Thursday, November 20, 2008

In Malaysia, bailouts are old hat

Correct...correct......

NOV 20 — If there's any consolation for enduring the post-Mahathir era hangover, it is that bailouts seem to be a thing of the past. Or are they?

The looming bankruptcy of America's Big Three car makers is a reminder of a time when Malaysia was littered with mega projects that bled red ink and cronyism begat bailout after bailout amid the Asian financial crisis.

Even national car maker Proton Bhd is in much better shape today than, say, three years ago when Datuk Syed Zainal Abidin Tahir first took over. It has slowly but steadily improved — albeit helped by burdensome tariffs slapped on other makes — and is producing cars that Malaysians don't actually mind buying.

Malaysia Airlines too has cut the fat and turned around, despite the difficult operating conditions brought on by the high fuel prices earlier this year.

So it's comforting to have to think quite hard to identify a likely candidate for a bailout today.

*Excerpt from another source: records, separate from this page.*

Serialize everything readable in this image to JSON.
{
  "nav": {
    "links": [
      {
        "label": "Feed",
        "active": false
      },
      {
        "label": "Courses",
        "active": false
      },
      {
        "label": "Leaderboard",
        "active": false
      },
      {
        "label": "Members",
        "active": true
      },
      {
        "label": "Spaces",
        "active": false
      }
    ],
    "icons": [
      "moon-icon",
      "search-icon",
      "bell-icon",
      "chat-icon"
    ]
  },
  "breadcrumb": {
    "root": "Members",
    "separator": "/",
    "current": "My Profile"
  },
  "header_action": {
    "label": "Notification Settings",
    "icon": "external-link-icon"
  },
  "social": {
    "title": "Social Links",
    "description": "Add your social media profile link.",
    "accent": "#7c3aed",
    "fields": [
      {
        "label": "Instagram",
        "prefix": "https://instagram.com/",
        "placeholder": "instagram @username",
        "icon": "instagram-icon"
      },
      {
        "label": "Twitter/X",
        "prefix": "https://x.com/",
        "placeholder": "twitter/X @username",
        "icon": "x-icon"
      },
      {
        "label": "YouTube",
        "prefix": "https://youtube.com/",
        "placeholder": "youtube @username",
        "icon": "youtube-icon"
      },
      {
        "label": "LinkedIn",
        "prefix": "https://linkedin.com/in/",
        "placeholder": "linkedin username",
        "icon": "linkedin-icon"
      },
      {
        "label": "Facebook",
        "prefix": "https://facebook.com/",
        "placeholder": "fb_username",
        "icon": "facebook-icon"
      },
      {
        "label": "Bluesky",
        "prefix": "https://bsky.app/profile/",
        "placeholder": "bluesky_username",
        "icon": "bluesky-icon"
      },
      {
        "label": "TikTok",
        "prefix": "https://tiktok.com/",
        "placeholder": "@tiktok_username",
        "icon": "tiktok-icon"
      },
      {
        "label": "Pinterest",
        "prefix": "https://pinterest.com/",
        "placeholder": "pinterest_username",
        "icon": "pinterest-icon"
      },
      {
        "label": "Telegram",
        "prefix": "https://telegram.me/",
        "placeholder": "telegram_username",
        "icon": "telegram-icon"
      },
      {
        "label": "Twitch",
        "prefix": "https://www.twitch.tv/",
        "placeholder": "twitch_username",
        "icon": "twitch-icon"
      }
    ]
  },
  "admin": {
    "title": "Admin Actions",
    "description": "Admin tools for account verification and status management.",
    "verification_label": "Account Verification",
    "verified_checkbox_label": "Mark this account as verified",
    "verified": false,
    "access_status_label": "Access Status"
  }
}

It's not to say that Malaysian companies are not struggling with large debt burdens, or suffering from sliding revenues. Air Asia, for instance, has debts of more than RM5 billion, which is four times more than its cash and deposits.

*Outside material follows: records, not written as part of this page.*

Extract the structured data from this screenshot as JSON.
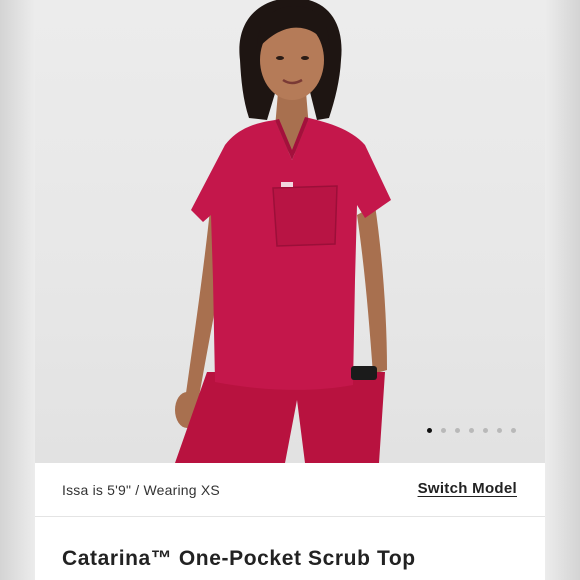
{
  "gallery": {
    "image_alt": "Woman wearing a raspberry one-pocket scrub top and matching pants",
    "dot_count": 7,
    "active_dot": 0,
    "colors": {
      "scrub": "#c4174b",
      "background": "#e9e9e9",
      "dot_active": "#111111",
      "dot_inactive": "#b9b9b9"
    }
  },
  "model": {
    "info": "Issa is 5'9\" / Wearing XS",
    "switch_label": "Switch Model"
  },
  "product": {
    "title": "Catarina™ One-Pocket Scrub Top"
  }
}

It's not to say government business or hard-to-get licences have not been awarded to favoured firms or businessmen.

It's just that the country's top leaders do not have that rock-hard determination to have their own way that former Prime Minister Tun Mahathir Mohamad did.

Due to his decisions to save his pet projects from the impact of the Asian financial crisis, most of the companies bailed out 10 years ago are now safe in the care of government investment arm Khazanah, chief among them are what used to be Tan Sri Halim Saad's Renong-UEM group and its crown jewel the North-South Expressway toll concession.

Of course, Khazanah has made its own investments, such as the one in wafer-maker Silterra Malaysia Sdn Bhd, which lost RM2.5 billion between 2005 and 2007.

Other projects have been nationalised, such as the greater Klang Valley transport system, which includes the Light Rail Transit system. And, oh, Petronas's shipping arm MISC Bhd bought vessels from Mirzan Mahathir's Konsortium Perkapalan, which was then floundering under RM1.5 billion in debt.

Of course, it would have been preferable to have just let debt-laden, lumbering uncompetitive companies fail, but it's not really the Mahathir way.

Perhaps that's why he has demanded that the policies of Prime Minister Datuk Seri Abdullah Badawi end with his exit in March. And through his blog chedet.com, he has been advocating the return to his mega-project ways, to keep the economy afloat in the approaching storm triggered by the global financial crisis. He is still trying to get his own way even now.

Fiscal spending in a bad slowdown or recession is always welcome. Unfortunately for Malaysians, much of the wealth that could have financed such spending has been either frittered away or tied up in the bailouts of the past.

So while his words are music to the ears of those who would keep Umno's system of patronage, the rest of the country hopes Khazanah doesn't one day need to be bailed out.